Jan Sobisch studied Tibetology as main subject at Hamburg University (1985-1992, Prof. Seyfort Ruegg), and the minor subjects Classical Indology (1986-1992, Profs. Schmithausen and Wezler), and Philosophy (1990-1992, Prof. Schnädelbach). During his dissertation (Prof. David Jackson), he worked on a genre of Tibetan literature that debates theories of simultaneously practising without conflicts and within a single mental continuum the ethics and vows of sravakas, bodhisattvas and mantra adepts. During these years (1994-1999) he also worked half time in the Nepal-German Manuscript Preservation Project for Prof. Wezler. While working for the project, he discovered among microfilms made available to us the 30 volumes of the complete works of A mes zhabs (1597-1659), one of the most prolific Tibetan writers on history and mantra.
This enabled him to obtain two stipends from the German Research Council (DFG) for studying the manuscripts of A mes zhabs' works (leading to the publication of a catalogue and study) and his documents of transmission (gsan yig or thob yig). The latter project Sobisch passed on to a successor when he accepted the position of an assistant professor in Copenhagen. Within A mes zhabs' works he found numerous writings on the Hevajra Tantra and the connected Path with Its Fruits cycle (lam 'bras). These he researched in his early years in Copenhagen, leading to the publication of a study of the Indian and Tibetan literatures of these teachings. In 2006, he received tenure in Copenhagen and put much effort into building a study program for Tibetan that included classical, Buddhist, and modern studies.

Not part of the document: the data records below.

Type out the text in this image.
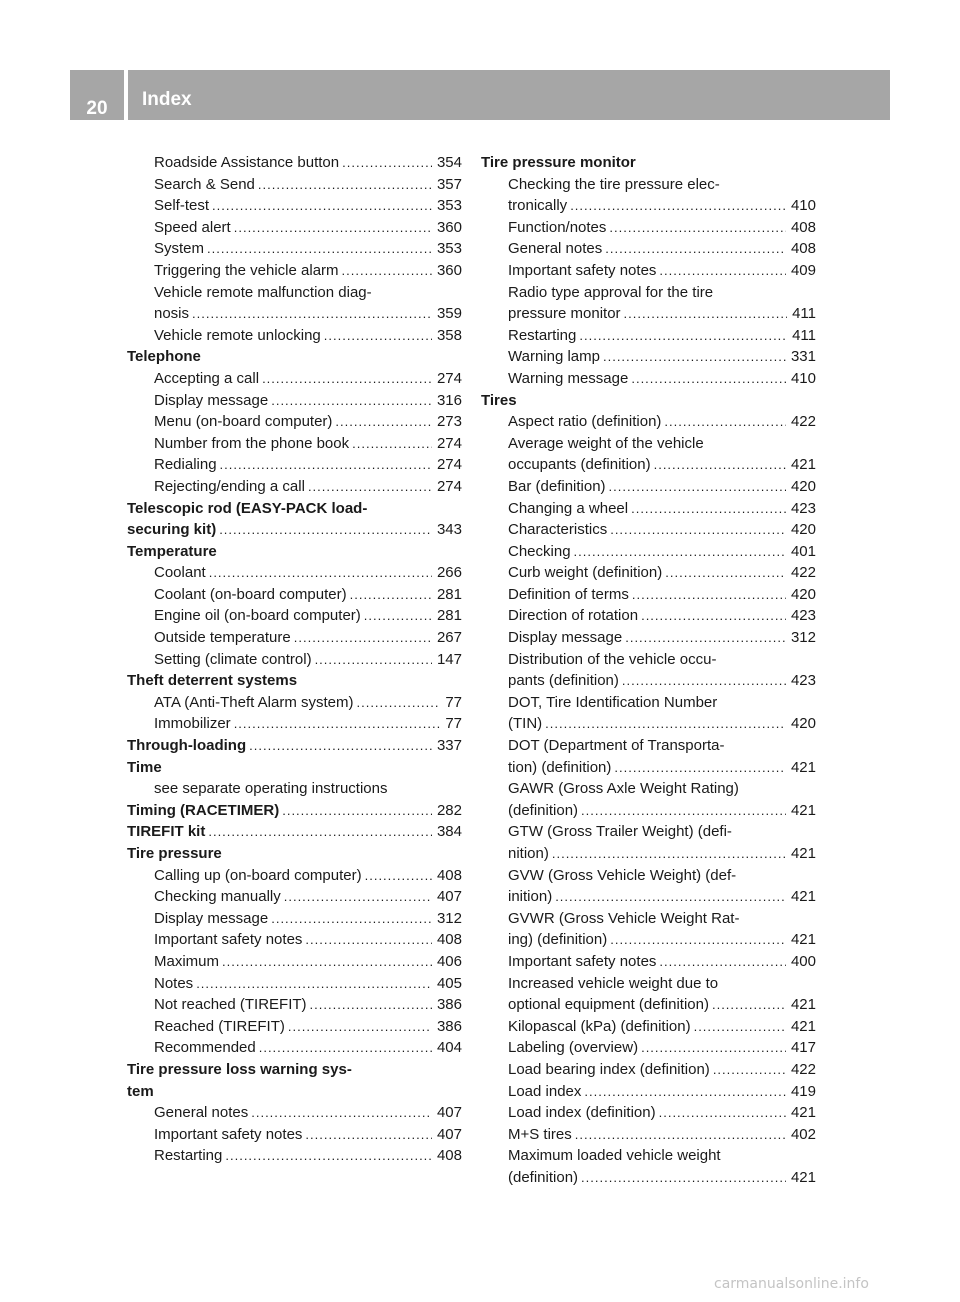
20	Index
Roadside Assistance button .....	354
Search & Send .....	357
Self-test .....	353
Speed alert .....	360
System .....	353
Triggering the vehicle alarm .....	360
Vehicle remote malfunction diag-
nosis .....	359
Vehicle remote unlocking .....	358
Telephone
Accepting a call .....	274
Display message .....	316
Menu (on-board computer) .....	273
Number from the phone book .....	274
Redialing .....	274
Rejecting/ending a call .....	274
Telescopic rod (EASY-PACK load-
securing kit) .....	343
Temperature
Coolant .....	266
Coolant (on-board computer) .....	281
Engine oil (on-board computer) .....	281
Outside temperature .....	267
Setting (climate control) .....	147
Theft deterrent systems
ATA (Anti-Theft Alarm system) .....	77
Immobilizer .....	77
Through-loading .....	337
Time
see separate operating instructions
Timing (RACETIMER) .....	282
TIREFIT kit .....	384
Tire pressure
Calling up (on-board computer) .....	408
Checking manually .....	407
Display message .....	312
Important safety notes .....	408
Maximum .....	406
Notes .....	405
Not reached (TIREFIT) .....	386
Reached (TIREFIT) .....	386
Recommended .....	404
Tire pressure loss warning sys-
tem
General notes .....	407
Important safety notes .....	407
Restarting .....	408
Tire pressure monitor
Checking the tire pressure elec-
tronically .....	410
Function/notes .....	408
General notes .....	408
Important safety notes .....	409
Radio type approval for the tire
pressure monitor .....	411
Restarting .....	411
Warning lamp .....	331
Warning message .....	410
Tires
Aspect ratio (definition) .....	422
Average weight of the vehicle
occupants (definition) .....	421
Bar (definition) .....	420
Changing a wheel .....	423
Characteristics .....	420
Checking .....	401
Curb weight (definition) .....	422
Definition of terms .....	420
Direction of rotation .....	423
Display message .....	312
Distribution of the vehicle occu-
pants (definition) .....	423
DOT, Tire Identification Number
(TIN) .....	420
DOT (Department of Transporta-
tion) (definition) .....	421
GAWR (Gross Axle Weight Rating)
(definition) .....	421
GTW (Gross Trailer Weight) (defi-
nition) .....	421
GVW (Gross Vehicle Weight) (def-
inition) .....	421
GVWR (Gross Vehicle Weight Rat-
ing) (definition) .....	421
Important safety notes .....	400
Increased vehicle weight due to
optional equipment (definition) .....	421
Kilopascal (kPa) (definition) .....	421
Labeling (overview) .....	417
Load bearing index (definition) .....	422
Load index .....	419
Load index (definition) .....	421
M+S tires .....	402
Maximum loaded vehicle weight
(definition) .....	421
carmanualsonline.info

His research in the past ten years focussed on the early 'Bri gung bKa' brgyud pas and their unique dGongs gcig, a text that had a tremendous impact on the formation of the bKa' brgyud pas from the 13th c. onwards. His monograph on this work is accepted for publication in the Indian and Tibetan Buddhist Studies Series of Wisdom Publications.
Unfortunately, the Danish government began a series of dramatic budget cuts that resulted in the dismissal of over 500 persons at the University of Copenhagen. In order to save the larger programs like Chinese and Religious Studies, his institute leadership decided to sacrifice the smaller subjects like Tibetan, Sanskrit and Thai Studies, and Sobisch was laid-off with six months notice in February, 2016. In the same year he was granted the Humboldt Research Award in recognition of his entire achievements in research to date.